Benjamin> At its core, they are designed to move the camera in very precise, fluid trajectories and be able to position a camera in almost any position and program-specific moves around the subject. They are essentially more modern versions of Motion Control developed during “Star Wars”.
However, they are more robust and faster to use with the software and technology these days and the biggest characteristic difference is they can move extremely fast. This is blink and you miss it technology. So it can work on one of two levels – in standard frame rates and doing completely accurate and repeatable moves, or put a high-speed camera on it at 1000fps and suddenly you can have obvious camera movement in these slow motion shots which just wasn’t possible previously. Bolt using the Flair software is the leading brand of robotic technology in the world because it is reliable, quick and avoids camera shake and vibrations that many others struggle with. They are best suited in the tabletop arena because of this stability because, in the macro world, every vibration on the camera is magnified. They are perfectly suited in that case.
Tasty is the only company in Australia to have two of them – a large and a small one. The benefit here is the small one can be used to move models or subjects or even lights whilst the larger one controls the camera. They can talk to each other so they can be precisely coordinated.
Their one downside is they are very large and heavy so transporting and working in tight locations isn't very practical (but still possible) – this is necessary for the stability. So it is more of a studio tool in that regard.
However, we will soon have a third smaller robot that will talk to Fred & Barney but will be extremely light and easily transportable and perfect for repeat moves on location. For macro photography, Fred will still be the best tool to use for that application but our new robot will expand the options and ease of shooting on set – especially with lifestyle and talent-based applications or needing to navigate tight locations.

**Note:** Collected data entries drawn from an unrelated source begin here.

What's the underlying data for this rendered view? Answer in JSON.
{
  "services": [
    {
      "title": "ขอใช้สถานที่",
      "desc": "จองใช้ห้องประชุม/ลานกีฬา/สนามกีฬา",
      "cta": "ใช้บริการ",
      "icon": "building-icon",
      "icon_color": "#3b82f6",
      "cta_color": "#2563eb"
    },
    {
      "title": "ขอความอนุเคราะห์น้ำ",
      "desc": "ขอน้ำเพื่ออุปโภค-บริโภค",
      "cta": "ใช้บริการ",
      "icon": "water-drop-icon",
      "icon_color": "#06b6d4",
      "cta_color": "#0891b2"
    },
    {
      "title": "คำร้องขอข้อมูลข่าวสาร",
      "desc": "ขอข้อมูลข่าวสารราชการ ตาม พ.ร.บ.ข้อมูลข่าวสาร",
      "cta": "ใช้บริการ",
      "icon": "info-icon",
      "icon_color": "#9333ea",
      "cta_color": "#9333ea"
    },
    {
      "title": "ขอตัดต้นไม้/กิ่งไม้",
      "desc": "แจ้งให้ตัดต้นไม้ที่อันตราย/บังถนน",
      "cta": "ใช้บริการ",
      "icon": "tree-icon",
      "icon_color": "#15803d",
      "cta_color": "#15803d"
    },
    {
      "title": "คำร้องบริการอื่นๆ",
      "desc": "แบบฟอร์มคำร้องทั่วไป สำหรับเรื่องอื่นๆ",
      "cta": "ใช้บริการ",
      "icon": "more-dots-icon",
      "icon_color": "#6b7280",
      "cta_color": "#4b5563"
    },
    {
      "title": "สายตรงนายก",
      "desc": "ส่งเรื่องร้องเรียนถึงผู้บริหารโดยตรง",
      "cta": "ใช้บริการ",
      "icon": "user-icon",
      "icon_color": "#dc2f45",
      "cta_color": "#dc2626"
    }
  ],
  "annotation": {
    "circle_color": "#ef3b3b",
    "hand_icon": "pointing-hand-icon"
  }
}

LBB>How has integration of these technologies changed production ie. the speed of shoots, the accuracy of shots etc?
Benjamin> They have really just opened up the creative ideas further by being able to entertain possibilities that may not have been possible previously. In some cases, this technology, once programmed and set up, can be efficient (like not having to chase focus on tracking shots every time as it's programmed). It is more about being able to achieve a desired result with the right tool which in itself is efficient. Rather than trying to achieve a result with a manually operated tool and trying to get it bang on every time. So not so much changed but evolved.
LBB> What are the technologies that you have your eye on that either are having a big impact on how production is done - or have the potential to change things in a big way?
Benjamin> Technology that makes it easier to shoot for different aspect ratios at the same time would be intriguing. The Volume is the latest interesting proposition and I feel has far more longevity and possibility than 3D did a few years ago. I think it’s just always being educated about what technology is doing, how it is improving, and being open to experimenting with it. Not getting stuck in the headspace of this is how it was always done so must be this way is a risk of obsolescence. Staying relevant but also understanding that we can keep expanding the toolbox so there are so many tools available but it doesn’t mean you have to use them all on the one project.